Lighting is 2x54W T5HO, Eco-Complete substrate and CO2 from a 2kg tank injected via ceramic diffuser.  I'm wanting to get a decent fert regime going but I find the 50% water change and daily dosing very off putting in the EI method and am thinking this may not be the best route as technically not even 1.5WPG on this tank.

I'm considering going down the dry fert route anyway but doing a DIY TPN+ mix from http://www.theplantedtank.co.uk/allinone.htm, has anyone tried this and had success?

If anyone has any other comments or suggestions i'm willing to listen and learn, my head is just spinning a bit from all the teaspoons/tablespoons/grams at the moment 

Cheers,

Phil


----------



## JamesC (13 Apr 2008)

This is the formulation I came up with to copy TPN+. Main difference is that I used 100% potassium nitrate for the nitrogen source whereas Tropica use ammonium nitrate. This does mean that my formula has more potassium which IMHO is actually good.

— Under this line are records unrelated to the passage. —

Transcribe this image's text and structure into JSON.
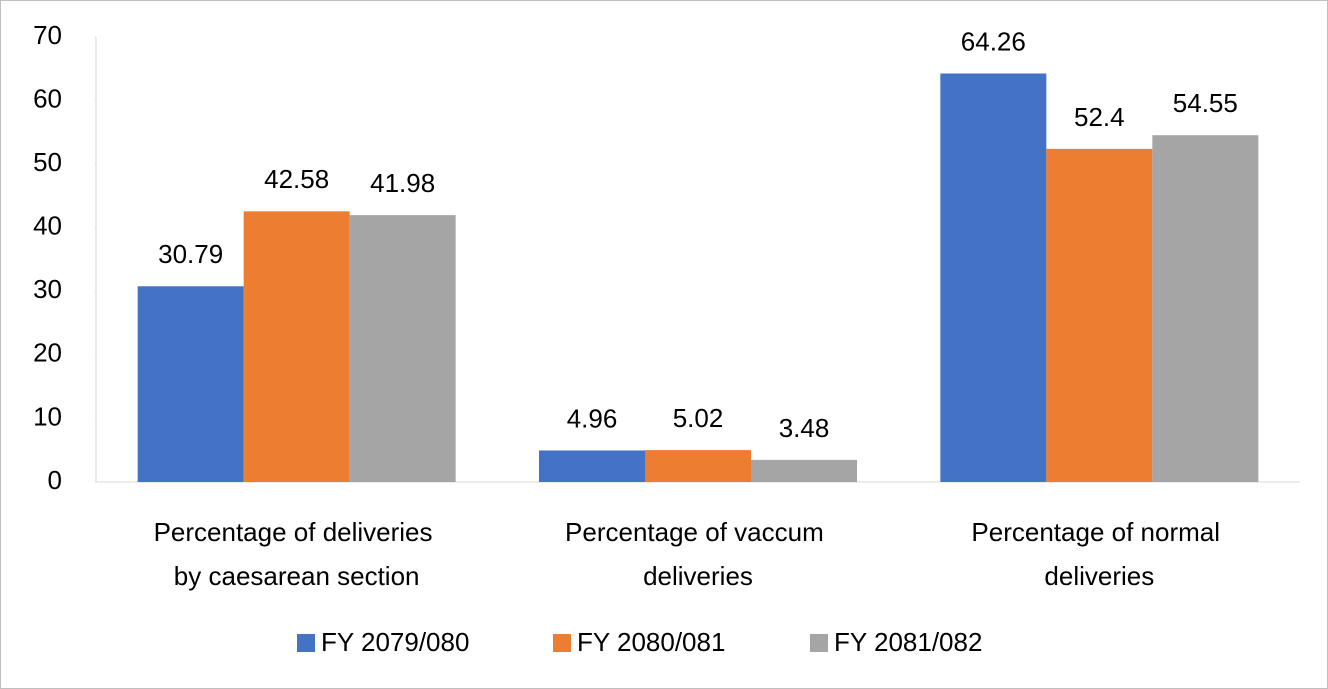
{
  "chart_data": {
    "type": "bar",
    "categories": [
      "Percentage of deliveries by caesarean section",
      "Percentage of vaccum deliveries",
      "Percentage of normal deliveries"
    ],
    "series": [
      {
        "name": "FY 2079/080",
        "color": "#4472c4",
        "values": [
          30.79,
          4.96,
          64.26
        ]
      },
      {
        "name": "FY 2080/081",
        "color": "#ed7d31",
        "values": [
          42.58,
          5.02,
          52.4
        ]
      },
      {
        "name": "FY 2081/082",
        "color": "#a5a5a5",
        "values": [
          41.98,
          3.48,
          54.55
        ]
      }
    ],
    "ylim": [
      0,
      70
    ],
    "yticks": [
      0,
      10,
      20,
      30,
      40,
      50,
      60,
      70
    ],
    "legend": "bottom"
  }
}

I did run this dosing on my PFK nano tank for several weeks and it did seem to work well with no problems. Main thing you have to watch is that it is quite lean on phosphate, but if you have fish then in your lowish light setup it should be OK.

James


----------



## gribz (13 Apr 2008)

Hi James,

Thank's for your reply, yes I do have fish in there (couple of messy Bristlenoses as well so should be ok  ).. I'm going to buy the bits needed tomorrow, am I ok to use the Chelated Trace Mix from Garden Direct (http://www.gardendirect.co.uk/chelated- ... 8a217c794c) instead of the AE trace mix?

My only other question now being is how do I measure 0.2g ?  

Cheers,

Phil


----------



## JamesC (14 Apr 2008)

Trace mix should be OK. I used it for some time a while ago. I use a balance accurate to 0.1g to weigh out my ferts. Plenty on ebay quite cheap.

James


----------



## Spider Pig (18 Apr 2008)

James, is there any reason why you add extra K as potassium sulphate as the DIY tpn+ has over 3x as much as the tpn+? Is it possible to leave this out but maintain the same benefit? Are the ascorbic acid and potassium sorbate just there as stabilisers to prolong the "shelf life" of the product or do they contribute to the fertilisation in some way?


----------